Trustee Responsibilities: Just some of the responsibilities of an ILIT trustee include:

  1. Open a trust account from which insurance premiums are paid;
  2. Select appropriate life insurance policies based upon the trust’s objectives and the insured’s circumstances; this includes the trustee’s obligation to be able to justify the investment choices under some policies, e.g. universal life insurance
  3. Review specific policy design and assumptions and assess if the policy will perform consistent with stated assumptions; This entails engaging the services of an insurance specialist to evaluate the risk of policy lapse and to asses whether the amount of insurance coverage continues to be sufficient for the benefit of the ILIT’s beneficiaries.
  4. Timely pay the policy premiums;
  5. Manage all the trusts assets beside the insurance policy;
  6. Make income and principal distributions to beneficiaries in accordance with the ILIT’s standards;
  7. Send Crummey notices if annual exclusion gifts are used to pay the life insurance policy premiums;

– In Hattieberg v. Northwest Bank Wisconsin, 2005 WL 1574958 (2005) the annual gifts made to the ILIT did not qualify as annual exclusion gifts. The ILIT trustee was held liable for the gift taxes the donor incurred.

  1. Maintain trust records and prepare accounts and reports for the beneficiaries, which includes monitoring policies with loans or withdrawals to confirm the continued sustainability of the policies;
  2. Consult with beneficiaries with regard to their needs;
  3. Balance the needs of current and future beneficiaries;
  4. File federal and state income tax returns and pay the tax if the ILIT is not taxed as a grantor trust;
  5. Timely provide K-1s to the ILIT beneficiaries.

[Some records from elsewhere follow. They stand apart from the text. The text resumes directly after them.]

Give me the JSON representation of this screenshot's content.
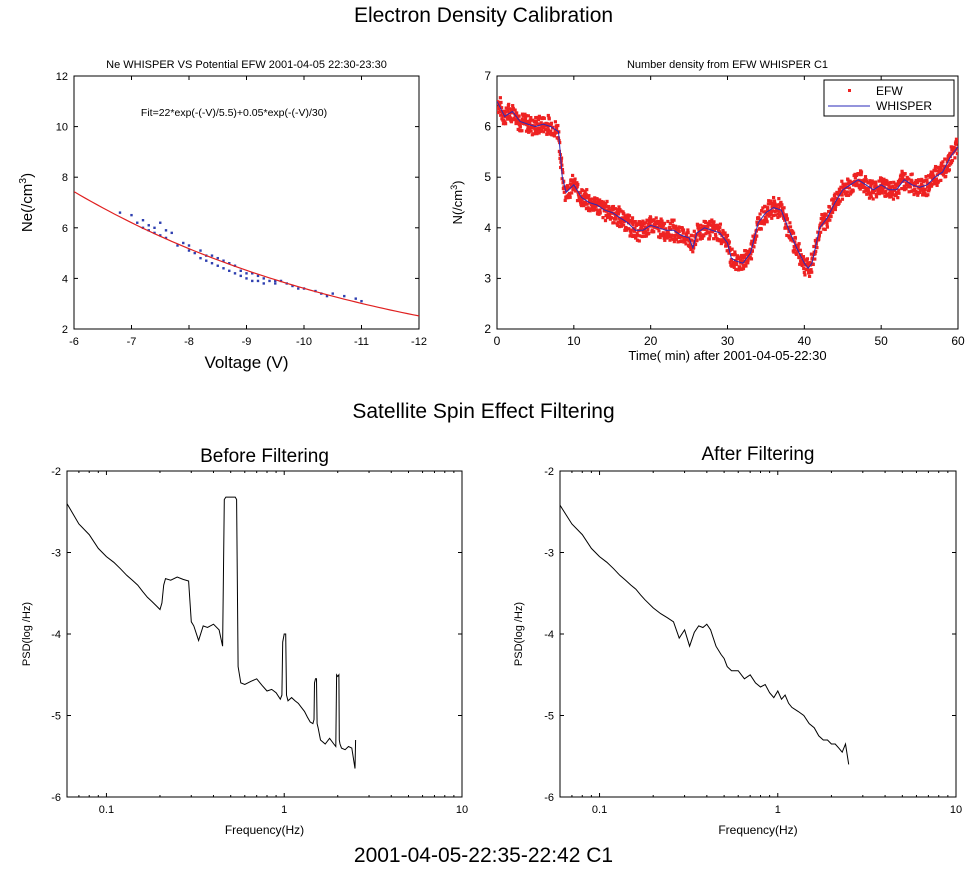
{
  "headings": {
    "section1": "Electron Density Calibration",
    "section2": "Satellite Spin Effect Filtering",
    "footer": "2001-04-05-22:35-22:42 C1"
  },
  "chart_data": [
    {
      "id": "calibration",
      "type": "scatter",
      "title": "Ne WHISPER VS Potential EFW 2001-04-05 22:30-23:30",
      "xlabel": "Voltage (V)",
      "ylabel": "Ne(/cm3)",
      "annotation": "Fit=22*exp(-(-V)/5.5)+0.05*exp(-(-V)/30)",
      "xlim": [
        -6,
        -12
      ],
      "ylim": [
        2,
        12
      ],
      "xticks": [
        -6,
        -7,
        -8,
        -9,
        -10,
        -11,
        -12
      ],
      "yticks": [
        2,
        4,
        6,
        8,
        10,
        12
      ],
      "grid": false,
      "series": [
        {
          "type": "scatter",
          "color": "#2e3fb0",
          "points": [
            [
              -6.8,
              6.6
            ],
            [
              -7.0,
              6.5
            ],
            [
              -7.1,
              6.2
            ],
            [
              -7.2,
              6.3
            ],
            [
              -7.2,
              6.0
            ],
            [
              -7.3,
              6.1
            ],
            [
              -7.3,
              5.9
            ],
            [
              -7.4,
              6.0
            ],
            [
              -7.4,
              5.8
            ],
            [
              -7.5,
              6.2
            ],
            [
              -7.5,
              5.7
            ],
            [
              -7.6,
              5.9
            ],
            [
              -7.6,
              5.6
            ],
            [
              -7.7,
              5.8
            ],
            [
              -7.8,
              5.3
            ],
            [
              -7.9,
              5.4
            ],
            [
              -8.0,
              5.1
            ],
            [
              -8.0,
              5.3
            ],
            [
              -8.1,
              5.0
            ],
            [
              -8.2,
              5.1
            ],
            [
              -8.2,
              4.8
            ],
            [
              -8.3,
              4.9
            ],
            [
              -8.3,
              4.7
            ],
            [
              -8.4,
              4.9
            ],
            [
              -8.4,
              4.6
            ],
            [
              -8.5,
              4.8
            ],
            [
              -8.5,
              4.5
            ],
            [
              -8.6,
              4.7
            ],
            [
              -8.6,
              4.4
            ],
            [
              -8.7,
              4.6
            ],
            [
              -8.7,
              4.3
            ],
            [
              -8.8,
              4.5
            ],
            [
              -8.8,
              4.2
            ],
            [
              -8.9,
              4.3
            ],
            [
              -8.9,
              4.1
            ],
            [
              -9.0,
              4.2
            ],
            [
              -9.0,
              4.0
            ],
            [
              -9.1,
              4.2
            ],
            [
              -9.1,
              3.9
            ],
            [
              -9.2,
              4.1
            ],
            [
              -9.2,
              3.9
            ],
            [
              -9.3,
              4.0
            ],
            [
              -9.3,
              3.8
            ],
            [
              -9.4,
              3.9
            ],
            [
              -9.5,
              3.9
            ],
            [
              -9.5,
              3.8
            ],
            [
              -9.6,
              3.9
            ],
            [
              -9.7,
              3.8
            ],
            [
              -9.8,
              3.7
            ],
            [
              -9.9,
              3.6
            ],
            [
              -10.0,
              3.6
            ],
            [
              -10.2,
              3.5
            ],
            [
              -10.3,
              3.4
            ],
            [
              -10.4,
              3.3
            ],
            [
              -10.5,
              3.4
            ],
            [
              -10.7,
              3.3
            ],
            [
              -10.9,
              3.2
            ],
            [
              -11.0,
              3.1
            ]
          ]
        },
        {
          "type": "line",
          "color": "#e02020",
          "fit": {
            "a": 22,
            "b": 5.5,
            "c": 0.05,
            "d": 30
          },
          "x_range": [
            -6,
            -12
          ]
        }
      ]
    },
    {
      "id": "density",
      "type": "line",
      "title": "Number density from EFW WHISPER C1",
      "xlabel": "Time( min) after 2001-04-05-22:30",
      "ylabel": "N(/cm3)",
      "xlim": [
        0,
        60
      ],
      "ylim": [
        2,
        7
      ],
      "xticks": [
        0,
        10,
        20,
        30,
        40,
        50,
        60
      ],
      "yticks": [
        2,
        3,
        4,
        5,
        6,
        7
      ],
      "legend_position": "top-right",
      "grid": false,
      "series": [
        {
          "name": "EFW",
          "type": "scatter-band",
          "color": "#ee2222",
          "band": 0.18
        },
        {
          "name": "WHISPER",
          "type": "line",
          "color": "#2a2ab8",
          "x": [
            0,
            1,
            2,
            3,
            4,
            5,
            6,
            7,
            8,
            8.5,
            9,
            10,
            11,
            12,
            13,
            14,
            15,
            16,
            17,
            18,
            19,
            20,
            21,
            22,
            23,
            24,
            25,
            25.5,
            26,
            27,
            28,
            29,
            30,
            30.5,
            31,
            32,
            33,
            34,
            35,
            36,
            37,
            38,
            39,
            40,
            40.5,
            41,
            42,
            43,
            44,
            45,
            46,
            47,
            48,
            49,
            50,
            51,
            52,
            53,
            54,
            55,
            56,
            57,
            58,
            59,
            60
          ],
          "y": [
            6.5,
            6.2,
            6.3,
            6.1,
            6.05,
            6.0,
            6.05,
            6.0,
            5.9,
            5.0,
            4.7,
            4.85,
            4.6,
            4.5,
            4.45,
            4.35,
            4.3,
            4.2,
            4.1,
            3.95,
            3.95,
            4.05,
            4.0,
            3.95,
            3.95,
            3.85,
            3.8,
            3.6,
            3.9,
            4.0,
            3.95,
            3.9,
            3.7,
            3.4,
            3.35,
            3.3,
            3.5,
            4.1,
            4.3,
            4.4,
            4.35,
            3.95,
            3.6,
            3.3,
            3.2,
            3.3,
            4.0,
            4.2,
            4.5,
            4.75,
            4.85,
            4.95,
            4.85,
            4.75,
            4.85,
            4.75,
            4.75,
            4.95,
            4.85,
            4.8,
            4.85,
            5.0,
            5.1,
            5.4,
            5.6
          ]
        }
      ]
    },
    {
      "id": "before-filtering",
      "type": "line",
      "title": "Before Filtering",
      "xlabel": "Frequency(Hz)",
      "ylabel": "PSD(log /Hz)",
      "xscale": "log",
      "xlim": [
        0.06,
        10
      ],
      "ylim": [
        -6,
        -2
      ],
      "xticks": [
        0.1,
        1,
        10
      ],
      "xticklabels": [
        "0.1",
        "1",
        "10"
      ],
      "yticks": [
        -6,
        -5,
        -4,
        -3,
        -2
      ],
      "grid": false,
      "series": [
        {
          "color": "#000000",
          "x": [
            0.06,
            0.07,
            0.08,
            0.09,
            0.1,
            0.11,
            0.12,
            0.13,
            0.14,
            0.15,
            0.16,
            0.17,
            0.18,
            0.19,
            0.2,
            0.205,
            0.21,
            0.215,
            0.23,
            0.25,
            0.27,
            0.29,
            0.3,
            0.31,
            0.33,
            0.35,
            0.37,
            0.4,
            0.43,
            0.45,
            0.46,
            0.47,
            0.5,
            0.53,
            0.54,
            0.55,
            0.57,
            0.6,
            0.65,
            0.7,
            0.75,
            0.8,
            0.85,
            0.9,
            0.95,
            0.97,
            0.98,
            1.0,
            1.02,
            1.03,
            1.05,
            1.1,
            1.15,
            1.2,
            1.25,
            1.3,
            1.35,
            1.4,
            1.45,
            1.47,
            1.48,
            1.5,
            1.52,
            1.53,
            1.55,
            1.6,
            1.7,
            1.8,
            1.9,
            1.95,
            1.97,
            2.0,
            2.03,
            2.04,
            2.06,
            2.1,
            2.2,
            2.3,
            2.4,
            2.5,
            2.52
          ],
          "y": [
            -2.4,
            -2.65,
            -2.78,
            -2.95,
            -3.05,
            -3.12,
            -3.2,
            -3.28,
            -3.34,
            -3.4,
            -3.48,
            -3.55,
            -3.6,
            -3.65,
            -3.7,
            -3.62,
            -3.4,
            -3.32,
            -3.34,
            -3.3,
            -3.33,
            -3.35,
            -3.85,
            -3.9,
            -4.08,
            -3.9,
            -3.92,
            -3.88,
            -3.95,
            -4.15,
            -2.35,
            -2.32,
            -2.32,
            -2.32,
            -2.35,
            -4.4,
            -4.6,
            -4.62,
            -4.58,
            -4.55,
            -4.63,
            -4.7,
            -4.68,
            -4.72,
            -4.8,
            -4.75,
            -4.1,
            -4.0,
            -4.0,
            -4.75,
            -4.82,
            -4.78,
            -4.82,
            -4.85,
            -4.9,
            -4.95,
            -5.02,
            -5.08,
            -5.1,
            -5.05,
            -4.6,
            -4.55,
            -4.55,
            -5.1,
            -5.15,
            -5.3,
            -5.35,
            -5.28,
            -5.35,
            -5.38,
            -4.5,
            -4.52,
            -4.5,
            -5.3,
            -5.35,
            -5.4,
            -5.42,
            -5.38,
            -5.4,
            -5.65,
            -5.3
          ]
        }
      ]
    },
    {
      "id": "after-filtering",
      "type": "line",
      "title": "After Filtering",
      "xlabel": "Frequency(Hz)",
      "ylabel": "PSD(log /Hz)",
      "xscale": "log",
      "xlim": [
        0.06,
        10
      ],
      "ylim": [
        -6,
        -2
      ],
      "xticks": [
        0.1,
        1,
        10
      ],
      "xticklabels": [
        "0.1",
        "1",
        "10"
      ],
      "yticks": [
        -6,
        -5,
        -4,
        -3,
        -2
      ],
      "grid": false,
      "series": [
        {
          "color": "#000000",
          "x": [
            0.06,
            0.07,
            0.08,
            0.09,
            0.1,
            0.11,
            0.12,
            0.13,
            0.14,
            0.15,
            0.16,
            0.17,
            0.18,
            0.2,
            0.22,
            0.24,
            0.26,
            0.28,
            0.3,
            0.32,
            0.34,
            0.36,
            0.38,
            0.4,
            0.42,
            0.45,
            0.48,
            0.5,
            0.52,
            0.55,
            0.6,
            0.65,
            0.7,
            0.75,
            0.8,
            0.85,
            0.9,
            0.95,
            1.0,
            1.05,
            1.1,
            1.15,
            1.2,
            1.3,
            1.4,
            1.5,
            1.6,
            1.7,
            1.8,
            1.9,
            2.0,
            2.1,
            2.2,
            2.3,
            2.4,
            2.5
          ],
          "y": [
            -2.42,
            -2.65,
            -2.78,
            -2.95,
            -3.05,
            -3.12,
            -3.2,
            -3.28,
            -3.34,
            -3.4,
            -3.45,
            -3.52,
            -3.58,
            -3.68,
            -3.75,
            -3.8,
            -3.85,
            -4.05,
            -3.95,
            -4.15,
            -3.98,
            -3.9,
            -3.92,
            -3.88,
            -3.95,
            -4.15,
            -4.25,
            -4.3,
            -4.4,
            -4.45,
            -4.45,
            -4.55,
            -4.5,
            -4.6,
            -4.65,
            -4.62,
            -4.72,
            -4.78,
            -4.7,
            -4.8,
            -4.75,
            -4.85,
            -4.9,
            -4.95,
            -5.0,
            -5.1,
            -5.15,
            -5.25,
            -5.3,
            -5.3,
            -5.35,
            -5.35,
            -5.4,
            -5.45,
            -5.35,
            -5.6
          ]
        }
      ]
    }
  ]
}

Conclusion: Many individuals have been named as trustee of an ILIT yet they operate on the Ron Popeil principle of ‘setting it and forgetting it.’ That approach is wholly inconsistent with the Uniform Principal and Income Act and the responsibilities that it imposes on ILIT trustees. Courts are only now holding ILIT trustees liable for their failure to monitor life insurance policies held in trust, ‘stress-testing’ those policies and not acting as fiduciaries with regard to their responsibilities. It may be time to revisit who is the trustee of the ILIT and whether they are capable of fulfilling their numerous responsibilities.